It was always a dirt track, the only vehicles to use it were the farm tractors and carts, and the rubbish disposal trucks. In earlier times it would be carts carrying corn and bringing back flour from the Fleet Mill.
This walk started past the oak plantation on the left at the top of Fleet Lane. Halfway down, the track widened for access to the fields on the left and a track to the right to a bridge (always under water) at the rail embankment below the Methley North signal box. The Fleet track under the railway bridge was likewise always under water but passable, usually after a break to climb the arches and struts under the bridge.

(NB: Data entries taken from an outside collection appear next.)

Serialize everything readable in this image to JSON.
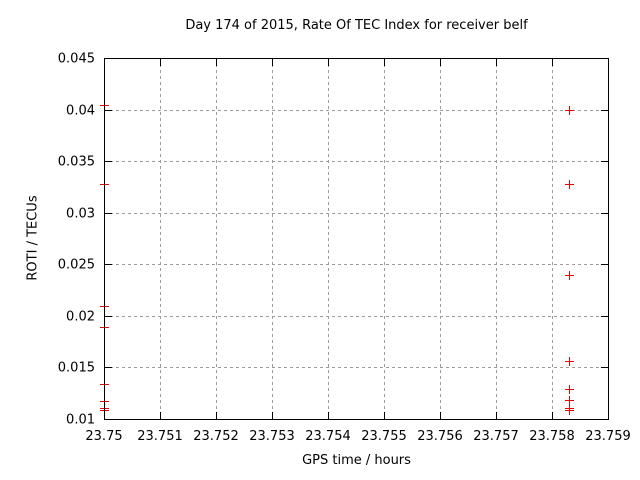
{
  "chart_data": {
    "type": "scatter",
    "title": "Day 174 of 2015, Rate Of TEC Index for receiver belf",
    "xlabel": "GPS time / hours",
    "ylabel": "ROTI / TECUs",
    "xlim": [
      23.75,
      23.759
    ],
    "ylim": [
      0.01,
      0.045
    ],
    "grid": true,
    "legend": "none",
    "axis_color": "#000000",
    "grid_color": "#9c9c9c",
    "background_color": "#ffffff",
    "marker": {
      "shape": "plus-icon",
      "color": "#ee0000",
      "size": 9
    },
    "x_ticks": [
      {
        "value": 23.75,
        "label": "23.75"
      },
      {
        "value": 23.751,
        "label": "23.751"
      },
      {
        "value": 23.752,
        "label": "23.752"
      },
      {
        "value": 23.753,
        "label": "23.753"
      },
      {
        "value": 23.754,
        "label": "23.754"
      },
      {
        "value": 23.755,
        "label": "23.755"
      },
      {
        "value": 23.756,
        "label": "23.756"
      },
      {
        "value": 23.757,
        "label": "23.757"
      },
      {
        "value": 23.758,
        "label": "23.758"
      },
      {
        "value": 23.759,
        "label": "23.759"
      }
    ],
    "y_ticks": [
      {
        "value": 0.01,
        "label": "0.01"
      },
      {
        "value": 0.015,
        "label": "0.015"
      },
      {
        "value": 0.02,
        "label": "0.02"
      },
      {
        "value": 0.025,
        "label": "0.025"
      },
      {
        "value": 0.03,
        "label": "0.03"
      },
      {
        "value": 0.035,
        "label": "0.035"
      },
      {
        "value": 0.04,
        "label": "0.04"
      },
      {
        "value": 0.045,
        "label": "0.045"
      }
    ],
    "series": [
      {
        "name": "ROTI",
        "points": [
          [
            23.75,
            0.0404
          ],
          [
            23.75,
            0.0328
          ],
          [
            23.75,
            0.021
          ],
          [
            23.75,
            0.0189
          ],
          [
            23.75,
            0.0134
          ],
          [
            23.75,
            0.0117
          ],
          [
            23.75,
            0.0111
          ],
          [
            23.75,
            0.0109
          ],
          [
            23.7583,
            0.04
          ],
          [
            23.7583,
            0.0328
          ],
          [
            23.7583,
            0.024
          ],
          [
            23.7583,
            0.0156
          ],
          [
            23.7583,
            0.0129
          ],
          [
            23.7583,
            0.0118
          ],
          [
            23.7583,
            0.0111
          ],
          [
            23.7583,
            0.0109
          ]
        ]
      }
    ]
  }
}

Immediately under was the iron stream (spring) ever a source of refreshment, and if necessary a place to take a wash. On the right a very steep access to Primrose Valley and the arc rope swing over the valley from the old oak on the ridge. We have hit the deck a few times here. (Ernest Hollings, Mike Shillito, Pete Masterman, Barry Ingham, Gordon Jackson) We ignore this however and proceed over the Fleet Beck and head for the canal, with the old tip site on our right and the Rothwell UDC tip on the left. (All since transformed to become the new Marina following re-routing of the canal). Its amazing what you can find on a tip in addition to the rat population, we always did well with the school jam jar collections, but didn’t say where they had come from despite washing them in the iron stream.

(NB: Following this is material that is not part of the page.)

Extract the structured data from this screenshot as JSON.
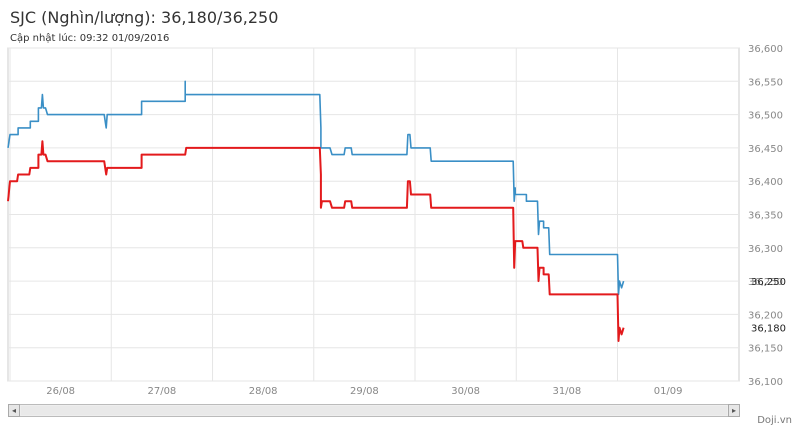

The walk continued along the canal and then over the Fleet canal bridge, down past the petrol storage tanks and on to the derelict Fleet Mill and its weir. We now cross the connecting lock gates (again disused) from river to canal and if lucky we will see the greyhound or whippet owners training their charges round a track using a lure pulled by cord on a tyreless inverted bike. You can watch this for only so long and then we need to forge ahead along the river bank with the aerial flight from Water Haigh pit tipping on to the pit hills next in view. Another place for youngsters to dally and fish or catch an illegal and dangerous lift on one of the full skips, many claimed to have done it, but don’t you believe ’em – it was difficult and extremely dangerous.
The walk continues despite the many attractions and reaches the Leeds University boat house. Once again we can stop and cheer on the undergraduates (Volga boating song works well) especially the girls who pull harder with a few wolf whistles.
We now move on to the road to Woodlesford, past Bentleys Brewery (BYB) and turn left into Eshald lane and head for the disused stone quarry, now full of water and aptly named ‘Tarzan Waters’. Perfect diving stations here but always cold water.
The journey takes us now along the metalled Fleet Lane and a right turn over the fields brings us to the meadow and beautiful footbridge over the beck. Keeping left on the Methley side the small valley is liberally populated with descending field hedgerows, willow copse and trees that provide each way beck crossing. Should you be interested in bird spotting or nesting, then this was the place to be
(I won’t list the many types of standard and more rare birds that could be seen).
We are now in the big valley passing the swimming ‘lido’ area and heading for the railway embankment for the final furlong up Fleet Lane and back into Woodrow.